Chas watched her. “I love your hair. It’s sable. I shall buy you a coat that exact color.”

“No.”

“Yes.” He observed her judiciously. “Will you let it grow long for me? I would like to see it down your back.”

“I leave on Sunday.”

“We’ll see.”

She turned and gave him an impatient look, but he only smiled at her. Then he pulled his shirt on over his wide shoulders and came to her with his cuff links.

She took his cuff and began to work the links into their holes, and his fingers moved to touch her chest. Primly, she tightened her mouth as she said, “Behave.”

“Why do women always say that to their men?” He was cocky. He was so confident, so teasingly sure.

“Because they’re always out of hand.”

He laughed, holding up his hands. “I’m not out of hands. See? I still have some left.”

How would she be able to leave him in a mature way with a plain goodbye? Why couldn’t he be adult about this? Casual.

With his attitude, he’d probably get mad when she left. He’d be furious!

He was so sure she wasn’t going to leave him. He acted as if he intended to keep her around as long as he wanted her.

This talk about a fur, and her growing her hair long. That took time, and a fur wouldn’t be appropriate until next winter. It was only March. He was thinking long-term.

She finished the cuff links and said, “There.”

“You do that well.”

“How many women have done that for you?”

“My mother, my cherished sister. A cousin. No unrelated women.”

His green eyes appeared honest. He was a vibrant, potent thirty-year-old. Was it possible he could be that age and never have lived with any woman? “Have you ever lived with a woman?”

“Just here, with you.”

“Ah.” That explained it. He hadn’t yet and he thought she might be a good candidate for the trial? No way.

“Ah. What’s that mean?”

“I just wondered.”

He narrowed his eyes a trifle. “What sort of wondering did the fact that I haven’t lived with a woman satisfy?”

“Just that.”

He frowned at the slippery-minded woman. “You make me uneasy. I’m not familiar with female thinking. What are you thinking?”

She smiled at him and tilted her head as she touched his cheek. “I like green eyes.”

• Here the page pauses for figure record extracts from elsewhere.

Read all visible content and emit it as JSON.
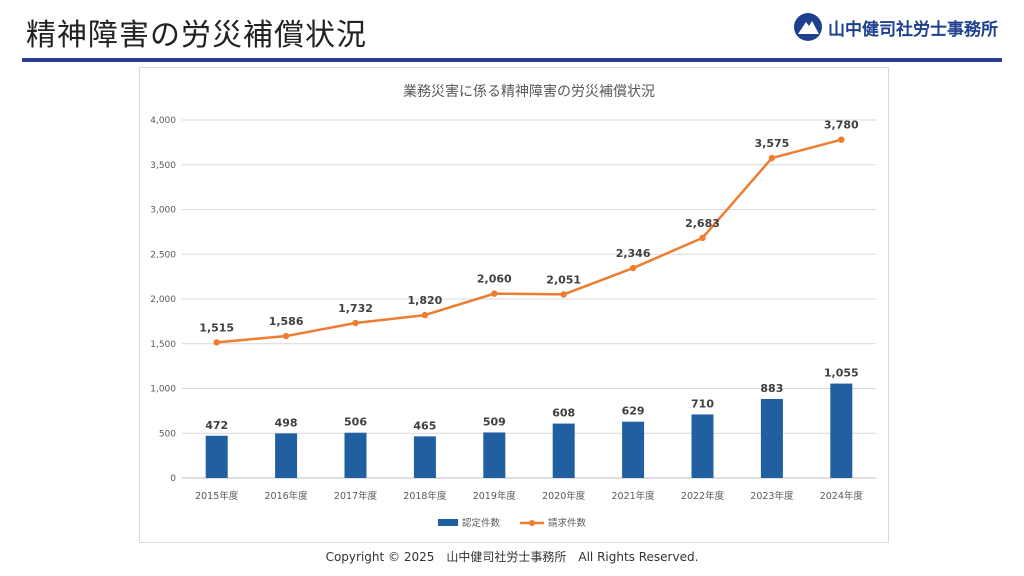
{
  "header": {
    "title": "精神障害の労災補償状況",
    "logo_text": "山中健司社労士事務所",
    "logo_icon": "mountain-logo-icon"
  },
  "footer": {
    "copyright": "Copyright © 2025　山中健司社労士事務所　All Rights Reserved."
  },
  "colors": {
    "bar": "#2160a0",
    "line": "#ed7d31",
    "grid": "#d9d9d9",
    "divider": "#2a3f8f",
    "brand": "#1f3f8f"
  },
  "chart_data": {
    "type": "bar",
    "title": "業務災害に係る精神障害の労災補償状況",
    "xlabel": "",
    "ylabel": "",
    "categories": [
      "2015年度",
      "2016年度",
      "2017年度",
      "2018年度",
      "2019年度",
      "2020年度",
      "2021年度",
      "2022年度",
      "2023年度",
      "2024年度"
    ],
    "y_ticks": [
      "0",
      "500",
      "1,000",
      "1,500",
      "2,000",
      "2,500",
      "3,000",
      "3,500",
      "4,000"
    ],
    "ylim": [
      0,
      4000
    ],
    "grid": true,
    "legend_position": "bottom",
    "series": [
      {
        "name": "認定件数",
        "type": "bar",
        "values": [
          472,
          498,
          506,
          465,
          509,
          608,
          629,
          710,
          883,
          1055
        ],
        "labels": [
          "472",
          "498",
          "506",
          "465",
          "509",
          "608",
          "629",
          "710",
          "883",
          "1,055"
        ]
      },
      {
        "name": "請求件数",
        "type": "line",
        "values": [
          1515,
          1586,
          1732,
          1820,
          2060,
          2051,
          2346,
          2683,
          3575,
          3780
        ],
        "labels": [
          "1,515",
          "1,586",
          "1,732",
          "1,820",
          "2,060",
          "2,051",
          "2,346",
          "2,683",
          "3,575",
          "3,780"
        ]
      }
    ]
  }
}
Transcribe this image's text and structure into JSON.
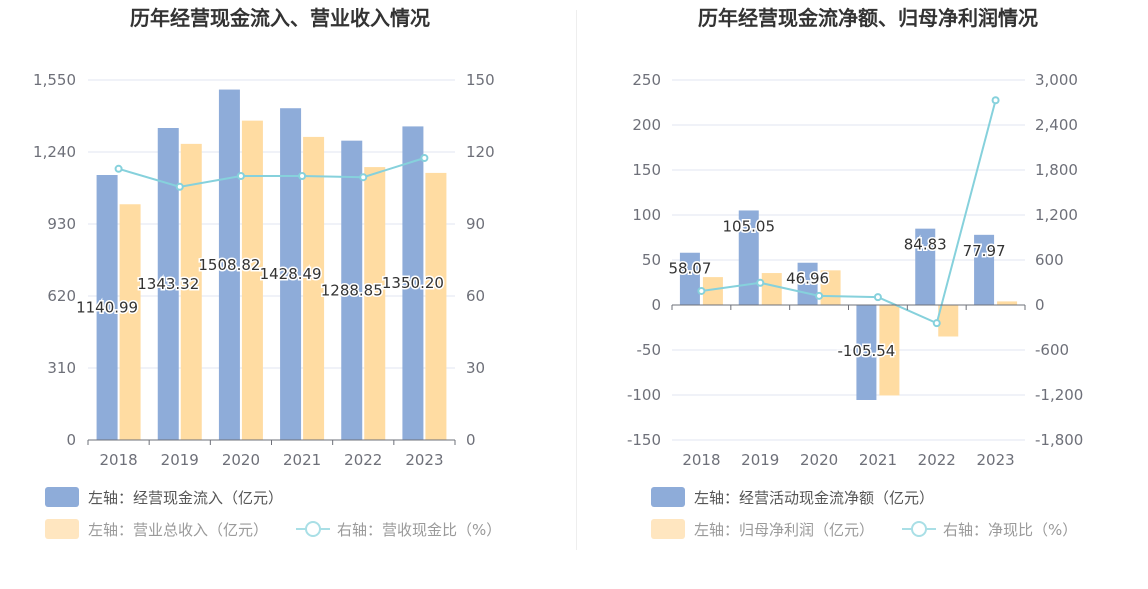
{
  "colors": {
    "inflow": "#8eacd9",
    "revenue": "#ffdca2",
    "line": "#86d1dc",
    "grid": "#e0e6f1",
    "axis": "#6e7079",
    "divider": "#eeeeee"
  },
  "chart_data": [
    {
      "type": "bar",
      "title": "历年经营现金流入、营业收入情况",
      "categories": [
        "2018",
        "2019",
        "2020",
        "2021",
        "2022",
        "2023"
      ],
      "left_axis": {
        "min": 0,
        "max": 1550,
        "ticks": [
          0,
          310,
          620,
          930,
          "1,240",
          "1,550"
        ]
      },
      "right_axis": {
        "min": 0,
        "max": 150,
        "ticks": [
          0,
          30,
          60,
          90,
          120,
          150
        ]
      },
      "series": [
        {
          "name": "左轴：经营现金流入（亿元）",
          "axis": "left",
          "kind": "bar",
          "values": [
            1140.99,
            1343.32,
            1508.82,
            1428.49,
            1288.85,
            1350.2
          ],
          "labels": [
            "1140.99",
            "1343.32",
            "1508.82",
            "1428.49",
            "1288.85",
            "1350.20"
          ]
        },
        {
          "name": "左轴：营业总收入（亿元）",
          "axis": "left",
          "kind": "bar",
          "values": [
            1015,
            1275,
            1375,
            1305,
            1175,
            1150
          ]
        },
        {
          "name": "右轴：营收现金比（%）",
          "axis": "right",
          "kind": "line",
          "values": [
            113,
            105.5,
            110,
            110,
            109.5,
            117.5
          ]
        }
      ]
    },
    {
      "type": "bar",
      "title": "历年经营现金流净额、归母净利润情况",
      "categories": [
        "2018",
        "2019",
        "2020",
        "2021",
        "2022",
        "2023"
      ],
      "left_axis": {
        "min": -150,
        "max": 250,
        "ticks": [
          -150,
          -100,
          -50,
          0,
          50,
          100,
          150,
          200,
          250
        ]
      },
      "right_axis": {
        "min": -1800,
        "max": 3000,
        "ticks": [
          "-1,800",
          "-1,200",
          "-600",
          0,
          600,
          "1,200",
          "1,800",
          "2,400",
          "3,000"
        ]
      },
      "series": [
        {
          "name": "左轴：经营活动现金流净额（亿元）",
          "axis": "left",
          "kind": "bar",
          "values": [
            58.07,
            105.05,
            46.96,
            -105.54,
            84.83,
            77.97
          ],
          "labels": [
            "58.07",
            "105.05",
            "46.96",
            "-105.54",
            "84.83",
            "77.97"
          ]
        },
        {
          "name": "左轴：归母净利润（亿元）",
          "axis": "left",
          "kind": "bar",
          "values": [
            31,
            35.5,
            38.5,
            -100.5,
            -35,
            4
          ]
        },
        {
          "name": "右轴：净现比（%）",
          "axis": "right",
          "kind": "line",
          "values": [
            187,
            296,
            122,
            105,
            -242,
            2730
          ]
        }
      ]
    }
  ]
}
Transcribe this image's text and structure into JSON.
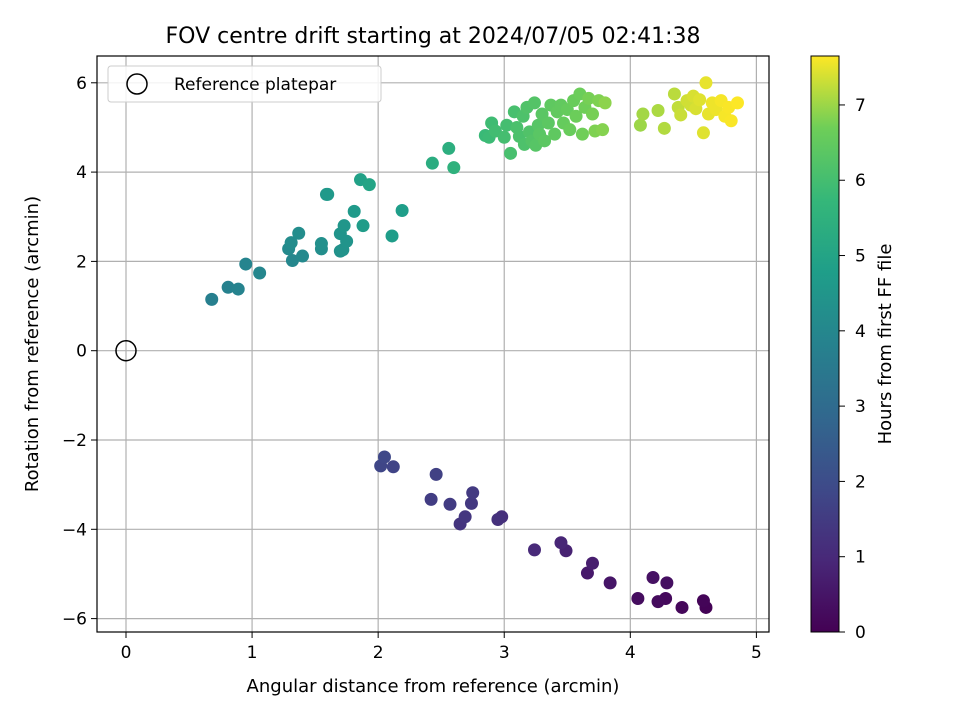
{
  "chart_data": {
    "type": "scatter",
    "title": "FOV centre drift starting at 2024/07/05 02:41:38",
    "xlabel": "Angular distance from reference (arcmin)",
    "ylabel": "Rotation from reference (arcmin)",
    "xlim": [
      -0.23,
      5.1
    ],
    "ylim": [
      -6.3,
      6.6
    ],
    "xticks": [
      0,
      1,
      2,
      3,
      4,
      5
    ],
    "yticks": [
      -6,
      -4,
      -2,
      0,
      2,
      4,
      6
    ],
    "xtick_labels": [
      "0",
      "1",
      "2",
      "3",
      "4",
      "5"
    ],
    "ytick_labels": [
      "−6",
      "−4",
      "−2",
      "0",
      "2",
      "4",
      "6"
    ],
    "grid": true,
    "legend": {
      "placement": "top-left",
      "entries": [
        "Reference platepar"
      ]
    },
    "reference_point": {
      "x": 0,
      "y": 0,
      "marker": "open-circle"
    },
    "colorbar": {
      "label": "Hours from first FF file",
      "colormap": "viridis",
      "range": [
        0,
        7.65
      ],
      "ticks": [
        0,
        1,
        2,
        3,
        4,
        5,
        6,
        7
      ],
      "tick_labels": [
        "0",
        "1",
        "2",
        "3",
        "4",
        "5",
        "6",
        "7"
      ]
    },
    "series": [
      {
        "points": [
          {
            "x": 4.6,
            "y": -5.75,
            "c": 0.05
          },
          {
            "x": 4.58,
            "y": -5.6,
            "c": 0.1
          },
          {
            "x": 4.41,
            "y": -5.75,
            "c": 0.15
          },
          {
            "x": 4.28,
            "y": -5.55,
            "c": 0.2
          },
          {
            "x": 4.22,
            "y": -5.62,
            "c": 0.25
          },
          {
            "x": 4.06,
            "y": -5.55,
            "c": 0.3
          },
          {
            "x": 4.29,
            "y": -5.2,
            "c": 0.35
          },
          {
            "x": 4.18,
            "y": -5.08,
            "c": 0.4
          },
          {
            "x": 3.84,
            "y": -5.2,
            "c": 0.5
          },
          {
            "x": 3.66,
            "y": -4.98,
            "c": 0.6
          },
          {
            "x": 3.7,
            "y": -4.76,
            "c": 0.7
          },
          {
            "x": 3.49,
            "y": -4.48,
            "c": 0.8
          },
          {
            "x": 3.45,
            "y": -4.3,
            "c": 0.9
          },
          {
            "x": 3.24,
            "y": -4.46,
            "c": 1.0
          },
          {
            "x": 2.98,
            "y": -3.72,
            "c": 1.15
          },
          {
            "x": 2.95,
            "y": -3.78,
            "c": 1.2
          },
          {
            "x": 2.65,
            "y": -3.88,
            "c": 1.3
          },
          {
            "x": 2.69,
            "y": -3.72,
            "c": 1.35
          },
          {
            "x": 2.74,
            "y": -3.42,
            "c": 1.4
          },
          {
            "x": 2.75,
            "y": -3.18,
            "c": 1.45
          },
          {
            "x": 2.57,
            "y": -3.44,
            "c": 1.5
          },
          {
            "x": 2.42,
            "y": -3.33,
            "c": 1.55
          },
          {
            "x": 2.46,
            "y": -2.77,
            "c": 1.65
          },
          {
            "x": 2.12,
            "y": -2.6,
            "c": 1.75
          },
          {
            "x": 2.02,
            "y": -2.58,
            "c": 1.8
          },
          {
            "x": 2.05,
            "y": -2.38,
            "c": 1.85
          },
          {
            "x": 0.68,
            "y": 1.15,
            "c": 3.7
          },
          {
            "x": 0.81,
            "y": 1.42,
            "c": 3.8
          },
          {
            "x": 0.89,
            "y": 1.38,
            "c": 3.85
          },
          {
            "x": 0.95,
            "y": 1.94,
            "c": 3.9
          },
          {
            "x": 1.06,
            "y": 1.74,
            "c": 3.95
          },
          {
            "x": 1.32,
            "y": 2.02,
            "c": 4.0
          },
          {
            "x": 1.4,
            "y": 2.12,
            "c": 4.05
          },
          {
            "x": 1.29,
            "y": 2.28,
            "c": 4.1
          },
          {
            "x": 1.31,
            "y": 2.42,
            "c": 4.15
          },
          {
            "x": 1.37,
            "y": 2.63,
            "c": 4.2
          },
          {
            "x": 1.55,
            "y": 2.28,
            "c": 4.25
          },
          {
            "x": 1.55,
            "y": 2.4,
            "c": 4.3
          },
          {
            "x": 1.7,
            "y": 2.23,
            "c": 4.35
          },
          {
            "x": 1.72,
            "y": 2.26,
            "c": 4.4
          },
          {
            "x": 1.7,
            "y": 2.62,
            "c": 4.45
          },
          {
            "x": 1.75,
            "y": 2.45,
            "c": 4.45
          },
          {
            "x": 1.73,
            "y": 2.8,
            "c": 4.5
          },
          {
            "x": 1.59,
            "y": 3.5,
            "c": 4.55
          },
          {
            "x": 1.6,
            "y": 3.5,
            "c": 4.6
          },
          {
            "x": 1.81,
            "y": 3.12,
            "c": 4.65
          },
          {
            "x": 1.88,
            "y": 2.8,
            "c": 4.7
          },
          {
            "x": 2.11,
            "y": 2.57,
            "c": 4.75
          },
          {
            "x": 2.19,
            "y": 3.14,
            "c": 4.8
          },
          {
            "x": 1.86,
            "y": 3.83,
            "c": 4.9
          },
          {
            "x": 1.93,
            "y": 3.72,
            "c": 5.0
          },
          {
            "x": 2.43,
            "y": 4.2,
            "c": 5.3
          },
          {
            "x": 2.56,
            "y": 4.53,
            "c": 5.4
          },
          {
            "x": 2.6,
            "y": 4.1,
            "c": 5.5
          },
          {
            "x": 2.85,
            "y": 4.82,
            "c": 5.8
          },
          {
            "x": 2.88,
            "y": 4.78,
            "c": 5.85
          },
          {
            "x": 2.9,
            "y": 5.1,
            "c": 5.9
          },
          {
            "x": 2.93,
            "y": 4.92,
            "c": 5.95
          },
          {
            "x": 3.0,
            "y": 4.78,
            "c": 6.0
          },
          {
            "x": 3.02,
            "y": 5.05,
            "c": 6.0
          },
          {
            "x": 3.05,
            "y": 4.42,
            "c": 6.05
          },
          {
            "x": 3.08,
            "y": 5.35,
            "c": 6.05
          },
          {
            "x": 3.1,
            "y": 5.0,
            "c": 6.1
          },
          {
            "x": 3.12,
            "y": 4.8,
            "c": 6.1
          },
          {
            "x": 3.15,
            "y": 5.25,
            "c": 6.15
          },
          {
            "x": 3.16,
            "y": 4.62,
            "c": 6.15
          },
          {
            "x": 3.18,
            "y": 5.45,
            "c": 6.2
          },
          {
            "x": 3.2,
            "y": 4.9,
            "c": 6.2
          },
          {
            "x": 3.22,
            "y": 4.7,
            "c": 6.25
          },
          {
            "x": 3.24,
            "y": 5.55,
            "c": 6.25
          },
          {
            "x": 3.25,
            "y": 4.6,
            "c": 6.3
          },
          {
            "x": 3.27,
            "y": 5.05,
            "c": 6.3
          },
          {
            "x": 3.28,
            "y": 4.85,
            "c": 6.35
          },
          {
            "x": 3.3,
            "y": 5.3,
            "c": 6.35
          },
          {
            "x": 3.32,
            "y": 4.7,
            "c": 6.4
          },
          {
            "x": 3.35,
            "y": 5.1,
            "c": 6.4
          },
          {
            "x": 3.37,
            "y": 5.5,
            "c": 6.45
          },
          {
            "x": 3.4,
            "y": 4.85,
            "c": 6.45
          },
          {
            "x": 3.42,
            "y": 5.35,
            "c": 6.5
          },
          {
            "x": 3.45,
            "y": 5.5,
            "c": 6.5
          },
          {
            "x": 3.47,
            "y": 5.1,
            "c": 6.55
          },
          {
            "x": 3.5,
            "y": 5.4,
            "c": 6.55
          },
          {
            "x": 3.52,
            "y": 4.95,
            "c": 6.6
          },
          {
            "x": 3.55,
            "y": 5.6,
            "c": 6.6
          },
          {
            "x": 3.57,
            "y": 5.25,
            "c": 6.65
          },
          {
            "x": 3.6,
            "y": 5.75,
            "c": 6.65
          },
          {
            "x": 3.62,
            "y": 4.85,
            "c": 6.7
          },
          {
            "x": 3.64,
            "y": 5.45,
            "c": 6.7
          },
          {
            "x": 3.67,
            "y": 5.65,
            "c": 6.75
          },
          {
            "x": 3.7,
            "y": 5.3,
            "c": 6.75
          },
          {
            "x": 3.72,
            "y": 4.92,
            "c": 6.8
          },
          {
            "x": 3.75,
            "y": 5.6,
            "c": 6.8
          },
          {
            "x": 3.78,
            "y": 4.95,
            "c": 6.85
          },
          {
            "x": 3.8,
            "y": 5.55,
            "c": 6.9
          },
          {
            "x": 4.08,
            "y": 5.05,
            "c": 7.0
          },
          {
            "x": 4.1,
            "y": 5.3,
            "c": 7.05
          },
          {
            "x": 4.22,
            "y": 5.38,
            "c": 7.1
          },
          {
            "x": 4.27,
            "y": 4.98,
            "c": 7.15
          },
          {
            "x": 4.35,
            "y": 5.75,
            "c": 7.2
          },
          {
            "x": 4.38,
            "y": 5.45,
            "c": 7.25
          },
          {
            "x": 4.4,
            "y": 5.28,
            "c": 7.3
          },
          {
            "x": 4.45,
            "y": 5.6,
            "c": 7.35
          },
          {
            "x": 4.48,
            "y": 5.5,
            "c": 7.35
          },
          {
            "x": 4.5,
            "y": 5.7,
            "c": 7.4
          },
          {
            "x": 4.52,
            "y": 5.42,
            "c": 7.4
          },
          {
            "x": 4.55,
            "y": 5.62,
            "c": 7.45
          },
          {
            "x": 4.58,
            "y": 4.88,
            "c": 7.45
          },
          {
            "x": 4.6,
            "y": 6.0,
            "c": 7.5
          },
          {
            "x": 4.62,
            "y": 5.3,
            "c": 7.5
          },
          {
            "x": 4.65,
            "y": 5.55,
            "c": 7.55
          },
          {
            "x": 4.68,
            "y": 5.4,
            "c": 7.55
          },
          {
            "x": 4.72,
            "y": 5.6,
            "c": 7.6
          },
          {
            "x": 4.75,
            "y": 5.25,
            "c": 7.6
          },
          {
            "x": 4.78,
            "y": 5.45,
            "c": 7.62
          },
          {
            "x": 4.8,
            "y": 5.15,
            "c": 7.62
          },
          {
            "x": 4.85,
            "y": 5.55,
            "c": 7.64
          }
        ]
      }
    ]
  }
}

“Evasive. What are you thinking?”

“We’ll see.” Those, too, were words he had used.

“You’re becoming enigmatic, and I’m becoming very nervous about you, Amy. What’s going on in that busy little brain of yours? Don’t you do anything without telling me. Do you hear me?”

“I need to put on my makeup. Will that be all right?”

“Don’t be sassy. Sassy girls get what’s coming.” He crowded her with his body.

She tilted up her nose in the sassiest way she could, being new at that, too. She replied, “You don’t scare me. Not for another hour, anyway!”